Kimlerden etkileniyorsun?
Peter Doig çok severim, Nabileri çok severim, Guillard… Onun dışında Türk ressamlardan Nuri İyem’i çok severim, hatta en başta hedefim Nuri İyem gibi resimler yapmaktı ama sonra işte zamanla değişiyor ya.
Resim yaparken izleyiciye vermek istediğin net bir mesaj yok o zaman.
Hayır, seyirci umrumda değil resim yaparken. Ben güzel bir şey yapmak istiyorum, güzel olursa bitmiş oluyor, olmadığı yere kadar çalışıyorum ya da çöpe atıyorum gidiyor.
İzleyicilerin senin resimlerine bakıp büyük anlamlar çıkarması seni rahatsız eder mi?
Yok. Aslında burda iki görüş var ya, ben bir resim yaparken aklımda şu fikir var, mutluluğun resmini yapacağım diye başlamıyorum. Resim yapıyorum, resim yaparken onun içinde bir diyalog var, kendinle yaptığın şey arasında. Aralarda ya da resim bittiğinde bir anlam yükleyebiliyorum, benim çalışma şeklim böyle oluyor. O yüzden resme bakan insanların kendi anlamlarını yüklemesi bence çok normal çünkü sanatçının kendi verdiği bir anlam var, izleyenlerin kendi verdiği bir anlam var. Hangisi daha doğru ya da hangisi daha önemli dersen bence izleyicininki daha önemli. Benim referanslarım var, genelde bir resme referanslarla başlıyorum.

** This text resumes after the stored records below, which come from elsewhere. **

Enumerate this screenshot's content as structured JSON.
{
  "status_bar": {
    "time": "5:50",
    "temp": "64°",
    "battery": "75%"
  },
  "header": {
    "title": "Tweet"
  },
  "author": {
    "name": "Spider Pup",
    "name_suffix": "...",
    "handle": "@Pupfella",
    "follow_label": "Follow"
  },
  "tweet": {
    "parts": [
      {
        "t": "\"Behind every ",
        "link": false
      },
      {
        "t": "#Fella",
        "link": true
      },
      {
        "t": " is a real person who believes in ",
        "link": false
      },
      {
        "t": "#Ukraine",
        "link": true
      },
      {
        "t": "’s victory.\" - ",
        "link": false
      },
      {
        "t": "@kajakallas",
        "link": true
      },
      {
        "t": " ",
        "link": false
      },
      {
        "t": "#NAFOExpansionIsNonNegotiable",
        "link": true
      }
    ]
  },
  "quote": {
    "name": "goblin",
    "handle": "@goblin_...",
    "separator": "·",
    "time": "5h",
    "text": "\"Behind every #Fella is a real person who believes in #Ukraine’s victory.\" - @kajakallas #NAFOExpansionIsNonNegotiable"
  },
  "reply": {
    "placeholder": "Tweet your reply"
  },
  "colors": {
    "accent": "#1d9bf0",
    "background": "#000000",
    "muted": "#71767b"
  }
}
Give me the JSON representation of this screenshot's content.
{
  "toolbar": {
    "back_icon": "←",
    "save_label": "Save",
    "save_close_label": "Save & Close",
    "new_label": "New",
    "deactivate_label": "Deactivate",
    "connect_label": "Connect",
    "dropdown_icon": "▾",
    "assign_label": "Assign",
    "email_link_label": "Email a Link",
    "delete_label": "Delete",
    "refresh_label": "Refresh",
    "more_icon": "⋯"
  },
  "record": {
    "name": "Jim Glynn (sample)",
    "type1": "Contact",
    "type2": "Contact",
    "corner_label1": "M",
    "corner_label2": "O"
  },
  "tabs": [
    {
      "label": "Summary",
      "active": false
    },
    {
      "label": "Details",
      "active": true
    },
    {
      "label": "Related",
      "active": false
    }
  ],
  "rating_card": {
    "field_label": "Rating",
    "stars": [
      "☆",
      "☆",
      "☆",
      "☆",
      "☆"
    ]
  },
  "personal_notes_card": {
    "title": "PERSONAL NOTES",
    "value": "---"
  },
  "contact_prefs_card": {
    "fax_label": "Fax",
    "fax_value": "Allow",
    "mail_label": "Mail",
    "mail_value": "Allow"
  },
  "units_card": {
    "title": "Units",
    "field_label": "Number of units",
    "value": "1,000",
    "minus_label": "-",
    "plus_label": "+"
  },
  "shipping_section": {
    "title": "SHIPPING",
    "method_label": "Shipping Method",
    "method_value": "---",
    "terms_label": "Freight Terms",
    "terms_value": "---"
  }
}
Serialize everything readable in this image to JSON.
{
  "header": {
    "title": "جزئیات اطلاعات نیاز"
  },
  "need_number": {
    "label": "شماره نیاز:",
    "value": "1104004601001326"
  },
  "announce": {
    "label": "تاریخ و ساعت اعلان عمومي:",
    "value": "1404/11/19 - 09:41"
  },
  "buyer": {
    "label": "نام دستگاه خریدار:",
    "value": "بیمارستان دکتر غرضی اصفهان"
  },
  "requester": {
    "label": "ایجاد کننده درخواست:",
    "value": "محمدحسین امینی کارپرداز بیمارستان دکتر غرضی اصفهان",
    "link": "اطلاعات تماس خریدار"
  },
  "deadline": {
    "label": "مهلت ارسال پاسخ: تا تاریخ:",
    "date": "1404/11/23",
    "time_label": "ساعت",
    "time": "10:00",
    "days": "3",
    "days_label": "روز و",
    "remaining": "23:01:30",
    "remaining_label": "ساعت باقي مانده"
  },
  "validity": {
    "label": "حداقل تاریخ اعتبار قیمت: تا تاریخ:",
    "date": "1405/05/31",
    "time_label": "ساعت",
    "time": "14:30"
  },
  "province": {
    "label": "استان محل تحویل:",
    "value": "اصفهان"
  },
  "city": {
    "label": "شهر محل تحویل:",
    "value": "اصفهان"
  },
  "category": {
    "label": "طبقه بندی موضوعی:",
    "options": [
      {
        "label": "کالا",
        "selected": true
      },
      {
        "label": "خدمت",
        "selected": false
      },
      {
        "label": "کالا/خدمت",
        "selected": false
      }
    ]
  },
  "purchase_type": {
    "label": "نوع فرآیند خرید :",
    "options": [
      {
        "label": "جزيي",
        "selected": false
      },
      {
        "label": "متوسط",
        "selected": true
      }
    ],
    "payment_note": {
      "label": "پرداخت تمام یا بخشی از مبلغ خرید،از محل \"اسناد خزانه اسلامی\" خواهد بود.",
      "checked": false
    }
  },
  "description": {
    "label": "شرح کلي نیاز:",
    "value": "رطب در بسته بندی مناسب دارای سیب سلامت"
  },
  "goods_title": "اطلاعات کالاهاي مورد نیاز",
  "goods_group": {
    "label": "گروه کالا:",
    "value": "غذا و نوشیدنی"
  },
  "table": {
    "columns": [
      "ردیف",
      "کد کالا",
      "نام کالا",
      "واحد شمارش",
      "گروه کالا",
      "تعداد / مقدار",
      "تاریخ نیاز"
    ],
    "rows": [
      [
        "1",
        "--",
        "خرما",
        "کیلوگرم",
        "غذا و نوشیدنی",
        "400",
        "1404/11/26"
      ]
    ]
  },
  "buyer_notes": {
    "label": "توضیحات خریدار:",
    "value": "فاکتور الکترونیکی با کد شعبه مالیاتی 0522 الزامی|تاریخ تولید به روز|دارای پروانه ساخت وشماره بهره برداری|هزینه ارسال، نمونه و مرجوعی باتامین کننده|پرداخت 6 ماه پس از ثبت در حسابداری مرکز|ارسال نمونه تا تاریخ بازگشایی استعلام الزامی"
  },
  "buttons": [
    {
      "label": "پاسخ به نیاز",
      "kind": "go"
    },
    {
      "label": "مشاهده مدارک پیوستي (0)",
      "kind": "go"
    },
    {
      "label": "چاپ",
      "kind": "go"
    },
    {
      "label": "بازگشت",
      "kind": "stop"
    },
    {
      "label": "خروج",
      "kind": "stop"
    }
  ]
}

Tentoonstelling sergisinden, Unite Ortak Mekân, 2025
Bundan sonraki hedeflerin neler?
Mezun olduktan sonra çalışmaya devam etmek, daha çok çalışmak, daha çok sergi açmak, gidebilirsem bir şekilde İstanbul’a gitmek orda bir şeylere katılmak. Ben şeye inanıyorum, mesleğini seçtikten sonra onun hakkında çok fazla düşünmemen lazım ya da onu çok fazla eleştirmemen lazım. Sonuçta seçildi o meslek, artık yapmak zorundasın. Severek yaparsan daha da güzel. Buna da beni kimse zorlamadığı için, resim yap ressam ol falan diye, böyle bir lükse sahibim. Muhasebeci olsam derdim aman maaşımı alayım şöyle dursun. Ben severek yapıyorum, aynısını yapmaya devam edeceğim.
Resim yaparken resim alanı dışında nelerden besleniyorsun?
Sinema. Sinema beni çok etkiliyor.
Kimleri seviyorsun?
Çok fazla insan seviyorum. En fazla sevdiğim hala Kubrick, çocukken de hala da. Ben Hollywood filmlerini seviyorum. Hatta lise yıllarım boyunca hayalimdi keşke yönetmen olsaydım diye. Sonrasında felsefe okuma nedenim de buydu. Bir röportaj okumuştum, Coen kardeşlerin bir tanesi felsefe mezunu. Röportajda şey diyor, iyi filmler yapmak için felsefe okudum. Bende de bu şekildeydi ama sonra hedefler değişiyor, fikirler değişiyor. Çok fazla insanla beraber bir şey yapamayacağımı farkettim kendi yapımdan ötürü. Referanslarımda çoğu şey filmden, herhangi bir basılı medyadan, belgesellerden, televizyondan veya internetten geliyor. Eski fotoğrafları kullanmayı seviyorum. Yaptığım her resmin bir referansı var, asla hani aklıma bu geldi yapayım diye çalışmıyorum. Bir çıkış noktası olmak zorunda oluyor benim için.
Felsefe okumanın faydasını görüyor musun resim yaparken, resmini beslediğini düşünüyor musun?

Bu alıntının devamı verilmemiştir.